Bij uitspraak van 29 september 2015 heeft de rechtbank het door [appellante] daartegen ingestelde beroep ongegrond verklaard. Deze uitspraak is aangehecht.
Tegen deze uitspraak heeft [appellante] hoger beroep ingesteld.
Het college heeft een verweerschrift ingediend.
Daartoe in de gelegenheid gesteld, heeft [partij] een schriftelijke uiteenzetting gegeven.
[appellante] heeft een nader stuk ingediend.

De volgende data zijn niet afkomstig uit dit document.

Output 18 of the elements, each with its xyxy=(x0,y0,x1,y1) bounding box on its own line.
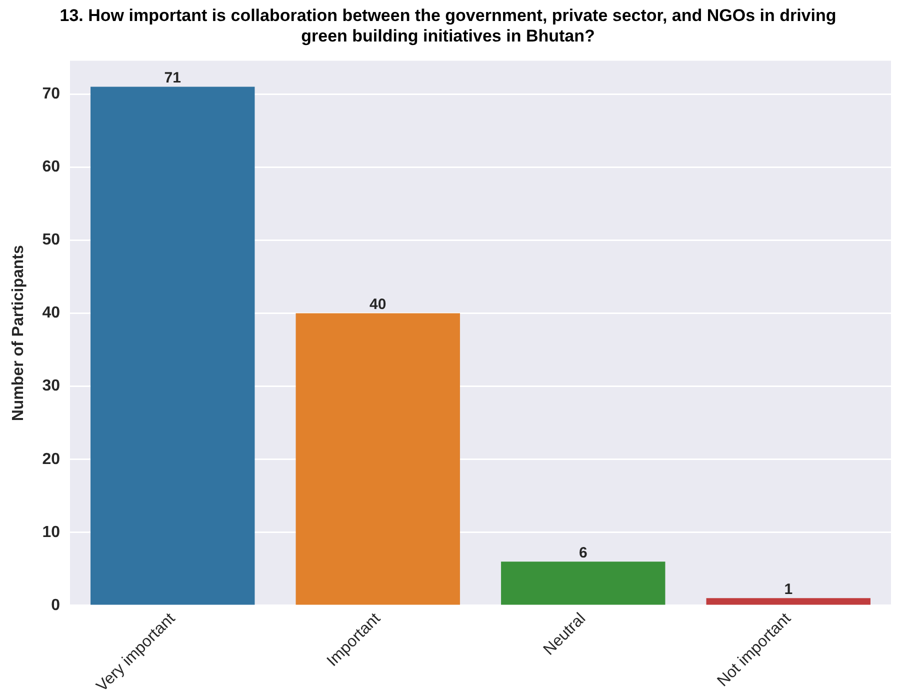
bar xyxy=(296,313,460,605)
y-axis-title: Number of Participants xyxy=(10,245,28,422)
bar xyxy=(706,598,870,605)
bar xyxy=(90,86,255,605)
data-label: 6 xyxy=(578,544,588,562)
y-tick-label: 10 xyxy=(42,524,60,541)
data-label: 40 xyxy=(370,296,386,313)
y-tick-label: 20 xyxy=(42,450,60,468)
y-tick-label: 50 xyxy=(42,232,60,249)
data-label: 71 xyxy=(164,69,181,86)
data-label: 1 xyxy=(784,580,793,598)
chart-title: 13. How important is collaboration between the government, private sector, and NGOs in driving green building initiatives in Bhutan? xyxy=(60,6,836,46)
y-tick-label: 40 xyxy=(42,304,60,322)
y-tick-label: 0 xyxy=(51,596,60,614)
y-tick-label: 70 xyxy=(42,85,60,102)
y-tick-label: 60 xyxy=(42,158,60,176)
bar xyxy=(501,562,666,605)
y-tick-label: 30 xyxy=(42,378,60,395)
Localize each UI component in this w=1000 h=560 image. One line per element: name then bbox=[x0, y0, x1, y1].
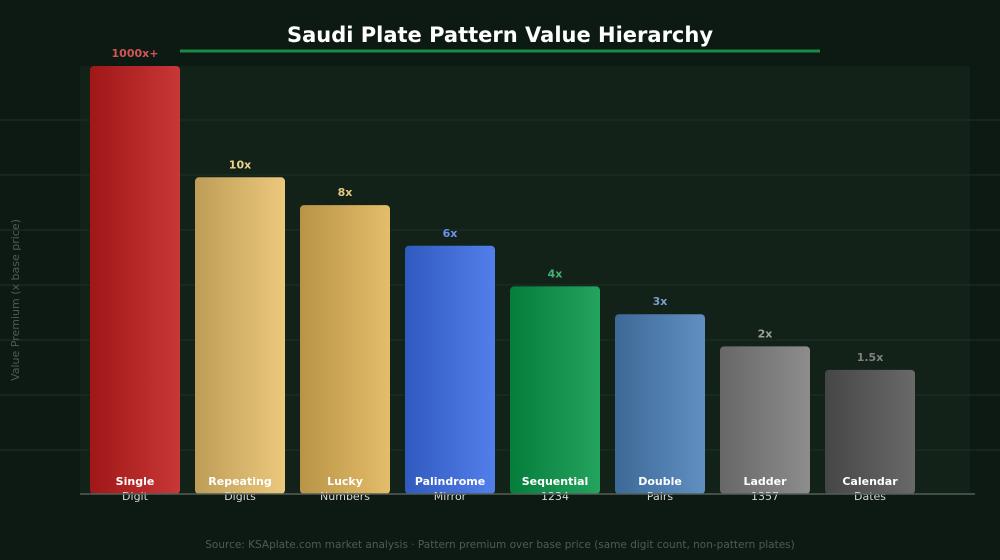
bar bbox=[90, 66, 180, 494]
bar bbox=[195, 177, 285, 494]
bar-group: 1.5x Calendar Dates bbox=[825, 351, 915, 503]
source-note: Source: KSAplate.com market analysis · P… bbox=[205, 539, 795, 551]
bar-value-label: 1000x+ bbox=[112, 47, 159, 60]
bar-group: 1000x+ Single Digit bbox=[90, 47, 180, 503]
bar-group: 3x Double Pairs bbox=[615, 295, 705, 503]
bar-value-label: 3x bbox=[653, 295, 668, 308]
chart-title: Saudi Plate Pattern Value Hierarchy bbox=[287, 23, 713, 47]
bar-group: 10x Repeating Digits bbox=[195, 158, 285, 503]
bar bbox=[510, 286, 600, 494]
bar-category-label: Sequential bbox=[522, 475, 589, 488]
bar-value-label: 6x bbox=[443, 227, 458, 240]
bar-category-sublabel: Digits bbox=[224, 490, 256, 503]
bar-value-label: 4x bbox=[548, 267, 563, 280]
bar-value-label: 8x bbox=[338, 186, 353, 199]
bar-category-sublabel: Digit bbox=[122, 490, 149, 503]
bar bbox=[615, 314, 705, 494]
bar-category-sublabel: 1357 bbox=[751, 490, 779, 503]
bar-group: 2x Ladder 1357 bbox=[720, 327, 810, 503]
bar-category-sublabel: Dates bbox=[854, 490, 886, 503]
bar-value-label: 1.5x bbox=[857, 351, 884, 364]
bar-category-label: Single bbox=[116, 475, 155, 488]
bar bbox=[405, 245, 495, 494]
bar-group: 8x Lucky Numbers bbox=[300, 186, 390, 503]
bar-category-label: Repeating bbox=[208, 475, 271, 488]
bar-category-sublabel: Pairs bbox=[647, 490, 673, 503]
bars: 1000x+ Single Digit 10x Repeating Digits 8x Luc… bbox=[90, 47, 915, 503]
bar-category-label: Lucky bbox=[327, 475, 363, 488]
bar-category-label: Double bbox=[638, 475, 682, 488]
bar-group: 6x Palindrome Mirror bbox=[405, 227, 495, 503]
bar-category-label: Palindrome bbox=[415, 475, 485, 488]
bar-category-label: Calendar bbox=[842, 475, 898, 488]
bar bbox=[720, 346, 810, 494]
bar-category-sublabel: 1234 bbox=[541, 490, 569, 503]
bar-value-label: 10x bbox=[229, 158, 251, 171]
bar-category-label: Ladder bbox=[743, 475, 787, 488]
bar-group: 4x Sequential 1234 bbox=[510, 267, 600, 503]
bar bbox=[300, 205, 390, 494]
y-axis-label: Value Premium (x base price) bbox=[9, 219, 22, 381]
bar-category-sublabel: Mirror bbox=[434, 490, 467, 503]
bar-category-sublabel: Numbers bbox=[320, 490, 370, 503]
bar bbox=[825, 369, 915, 494]
bar-value-label: 2x bbox=[758, 327, 773, 340]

De Afdeling heeft de zaak ter zitting behandeld op 22 augustus 2016, waar [appellante], vertegenwoordigd door mr. J. Veltman, advocaat te Amersfoort, en H.J.C.M. Theeuwes, en het college, vertegenwoordigd door mr. J.M.M. Vriend, werkzaam bij de gemeente, zijn verschenen. Voorts is [partij], vertegenwoordigd door mr. R.G.M. van Ekdom, advocaat te Amsterdam, en J.J. van der Werf, ter zitting gehoord.
Overwegingen
1. Het project voorziet in het vervangen van zes bestaande windturbines en de daarbij behorende fundering voor zes nieuwe windturbines van hetzelfde type. Ingevolge het ter plaatse geldende bestemmingsplan "Buitengebied" rust op de plaats waar de funderingen van de windturbines zijn voorzien de bestemming "Agrarisch" met de nadere aanduiding "windturbine". Het rotorblad van de derde windturbine bezien vanuit het zuiden is bij een bepaalde stand boven de bestemming "Leiding-Gas" voorzien.

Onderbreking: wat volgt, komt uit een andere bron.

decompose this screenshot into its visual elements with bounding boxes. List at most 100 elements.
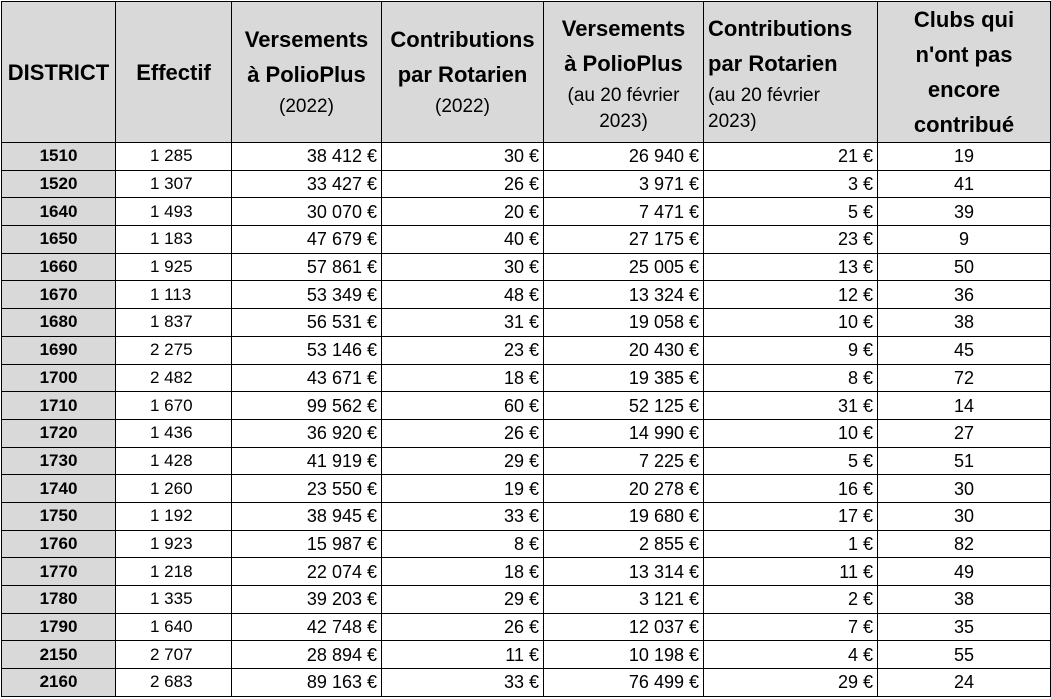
cell-effectif: 2 683 xyxy=(115,668,232,697)
cell-clubs: 35 xyxy=(877,612,1051,642)
cell-versements-2022: 53 146 € xyxy=(231,335,382,365)
cell-versements-2023: 20 430 € xyxy=(543,335,704,365)
cell-contributions-2022: 48 € xyxy=(381,280,544,310)
cell-contributions-2022: 20 € xyxy=(381,197,544,227)
cell-versements-2022: 41 919 € xyxy=(231,446,382,476)
table-row: 1760 1 923 15 987 €8 €2 855 €1 €82 xyxy=(1,529,1051,559)
cell-effectif: 1 925 xyxy=(115,252,232,282)
cell-versements-2022: 33 427 € xyxy=(231,169,382,199)
cell-district: 1790 xyxy=(1,612,116,642)
cell-contributions-2023: 10 € xyxy=(703,308,878,337)
cell-versements-2022: 89 163 € xyxy=(231,668,382,697)
cell-effectif: 1 923 xyxy=(115,529,232,559)
cell-contributions-2023: 13 € xyxy=(703,252,878,282)
cell-contributions-2022: 40 € xyxy=(381,225,544,254)
cell-district: 1520 xyxy=(1,169,116,199)
table-row: 1660 1 925 57 861 €30 €25 005 €13 €50 xyxy=(1,252,1051,282)
cell-versements-2023: 26 940 € xyxy=(543,142,704,171)
cell-effectif: 1 670 xyxy=(115,391,232,420)
cell-versements-2022: 43 671 € xyxy=(231,363,382,393)
cell-clubs: 72 xyxy=(877,363,1051,393)
cell-versements-2023: 7 471 € xyxy=(543,197,704,227)
cell-district: 1690 xyxy=(1,335,116,365)
cell-versements-2022: 22 074 € xyxy=(231,557,382,586)
cell-effectif: 2 275 xyxy=(115,335,232,365)
cell-district: 1510 xyxy=(1,142,116,171)
table-row: 1780 1 335 39 203 €29 €3 121 €2 €38 xyxy=(1,585,1051,614)
cell-district: 1640 xyxy=(1,197,116,227)
cell-effectif: 2 482 xyxy=(115,363,232,393)
cell-contributions-2023: 12 € xyxy=(703,280,878,310)
cell-district: 1710 xyxy=(1,391,116,420)
cell-district: 1680 xyxy=(1,308,116,337)
header-district: DISTRICT xyxy=(1,1,116,143)
cell-district: 1750 xyxy=(1,501,116,531)
cell-contributions-2022: 60 € xyxy=(381,391,544,420)
cell-district: 1770 xyxy=(1,557,116,586)
cell-clubs: 49 xyxy=(877,557,1051,586)
cell-district: 1740 xyxy=(1,474,116,503)
cell-contributions-2023: 31 € xyxy=(703,391,878,420)
cell-effectif: 1 640 xyxy=(115,612,232,642)
header-row: DISTRICT Effectif Versements à PolioPlus… xyxy=(1,1,1051,143)
table-row: 1720 1 436 36 920 €26 €14 990 €10 €27 xyxy=(1,418,1051,448)
cell-effectif: 1 307 xyxy=(115,169,232,199)
cell-versements-2023: 27 175 € xyxy=(543,225,704,254)
cell-effectif: 1 192 xyxy=(115,501,232,531)
cell-versements-2022: 39 203 € xyxy=(231,585,382,614)
cell-versements-2022: 30 070 € xyxy=(231,197,382,227)
table-row: 1700 2 482 43 671 €18 €19 385 €8 €72 xyxy=(1,363,1051,393)
table-row: 1740 1 260 23 550 €19 €20 278 €16 €30 xyxy=(1,474,1051,503)
cell-clubs: 39 xyxy=(877,197,1051,227)
cell-effectif: 1 436 xyxy=(115,418,232,448)
cell-clubs: 30 xyxy=(877,474,1051,503)
cell-contributions-2022: 33 € xyxy=(381,668,544,697)
cell-contributions-2023: 21 € xyxy=(703,142,878,171)
cell-versements-2023: 3 121 € xyxy=(543,585,704,614)
cell-contributions-2023: 8 € xyxy=(703,363,878,393)
cell-contributions-2023: 10 € xyxy=(703,418,878,448)
cell-contributions-2023: 3 € xyxy=(703,169,878,199)
cell-district: 1700 xyxy=(1,363,116,393)
cell-contributions-2023: 5 € xyxy=(703,197,878,227)
cell-versements-2022: 53 349 € xyxy=(231,280,382,310)
cell-contributions-2023: 9 € xyxy=(703,335,878,365)
header-clubs: Clubs qui n'ont pas encore contribué xyxy=(877,1,1051,143)
cell-versements-2022: 23 550 € xyxy=(231,474,382,503)
cell-contributions-2023: 16 € xyxy=(703,474,878,503)
cell-versements-2022: 38 412 € xyxy=(231,142,382,171)
cell-clubs: 51 xyxy=(877,446,1051,476)
cell-district: 1730 xyxy=(1,446,116,476)
cell-contributions-2022: 19 € xyxy=(381,474,544,503)
cell-versements-2022: 28 894 € xyxy=(231,640,382,670)
cell-clubs: 14 xyxy=(877,391,1051,420)
cell-clubs: 45 xyxy=(877,335,1051,365)
cell-versements-2022: 15 987 € xyxy=(231,529,382,559)
header-contributions-2023: Contributions par Rotarien (au 20 févrie… xyxy=(703,1,878,143)
cell-versements-2022: 42 748 € xyxy=(231,612,382,642)
table-row: 1680 1 837 56 531 €31 €19 058 €10 €38 xyxy=(1,308,1051,337)
cell-contributions-2022: 8 € xyxy=(381,529,544,559)
cell-versements-2023: 20 278 € xyxy=(543,474,704,503)
table-row: 1770 1 218 22 074 €18 €13 314 €11 €49 xyxy=(1,557,1051,586)
cell-district: 2160 xyxy=(1,668,116,697)
cell-clubs: 24 xyxy=(877,668,1051,697)
cell-contributions-2023: 17 € xyxy=(703,501,878,531)
cell-versements-2022: 57 861 € xyxy=(231,252,382,282)
table-row: 2150 2 707 28 894 €11 €10 198 €4 €55 xyxy=(1,640,1051,670)
cell-contributions-2022: 29 € xyxy=(381,446,544,476)
cell-contributions-2023: 5 € xyxy=(703,446,878,476)
table-row: 1650 1 183 47 679 €40 €27 175 €23 €9 xyxy=(1,225,1051,254)
cell-effectif: 1 335 xyxy=(115,585,232,614)
cell-effectif: 1 837 xyxy=(115,308,232,337)
cell-district: 1650 xyxy=(1,225,116,254)
cell-versements-2022: 36 920 € xyxy=(231,418,382,448)
cell-contributions-2022: 23 € xyxy=(381,335,544,365)
cell-contributions-2022: 18 € xyxy=(381,363,544,393)
table-row: 1520 1 307 33 427 €26 €3 971 €3 €41 xyxy=(1,169,1051,199)
cell-contributions-2022: 31 € xyxy=(381,308,544,337)
cell-clubs: 9 xyxy=(877,225,1051,254)
cell-versements-2023: 25 005 € xyxy=(543,252,704,282)
table-body: 1510 1 285 38 412 €30 €26 940 €21 €19 1520 1… xyxy=(1,142,1051,697)
cell-versements-2022: 99 562 € xyxy=(231,391,382,420)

2. [appellante] betoogt dat het college de omgevingsvergunning niet mocht verlenen en dat de rechtbank ten onrechte heeft overwogen dat ingevolge artikel 8:69a van de Algemene wet bestuursrecht (hierna: de Awb) haar betoog dat het bouwplan in strijd is met artikel 39, lid 39.1 en lid 39.2.1 van de planregels niet kan leiden tot vernietiging van het besluit van 23 februari 2015.

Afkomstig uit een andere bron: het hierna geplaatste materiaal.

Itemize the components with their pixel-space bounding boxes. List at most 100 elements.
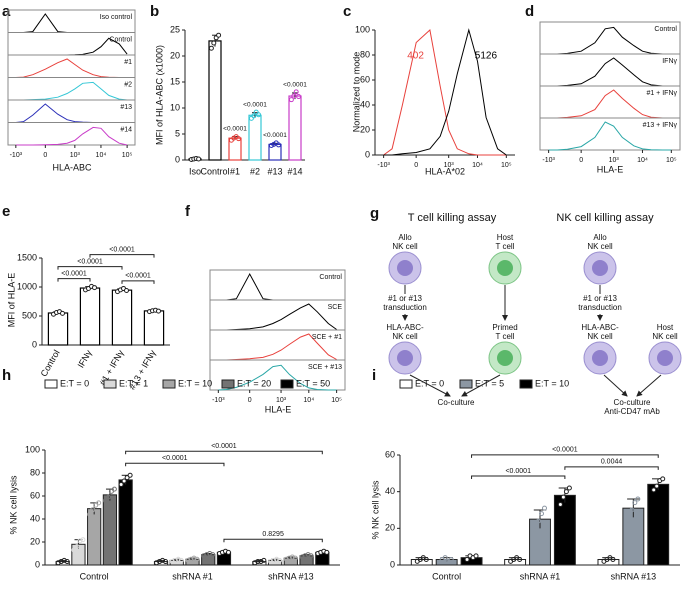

2.1. Ingevolge artikel 39, lid 39.1 van de planregels zijn de voor "Leiding-Gas" aangewezen gronden, behalve voor de andere daar voorkomende bestemming(en), mede bestemd voor:
a. de aanleg en instandhouding van een afsluitervoorziening ten behoeve van een aardgastransportleiding;
b. stroken ten behoeve van ondergrondse en bovengrondse leidingen en het onderhoud en het beheer daarvan;
met de daarbij behorende:
c. veiligheidszones;
d. andere bouwwerken.
In geval van strijdigheid van regels gaan de regels van dit artikel vóór de regels die op grond van andere artikelen op de desbetreffende gronden van toepassing zijn. Verder geldt voor zover de op de verbeelding weergegeven dubbelbestemmingen geheel of gedeeltelijk samenvallen, dat de dubbelbestemming "Leiding-Gas" voorrang krijgt.
Ingevolge lid 39.2.1 mogen in afwijking van het bepaalde bij de andere ter plaatse aangewezen bestemmingen op of in deze gronden, geen gebouwen en andere bouwwerken worden gebouwd, anders dan ten behoeve van deze dubbelbestemming.
Ingevolge lid 39.2.2 geldt voor het bouwen van andere bouwwerken dat de bouwhoogte van andere bouwwerken ten hoogste 5,00 m zal bedragen.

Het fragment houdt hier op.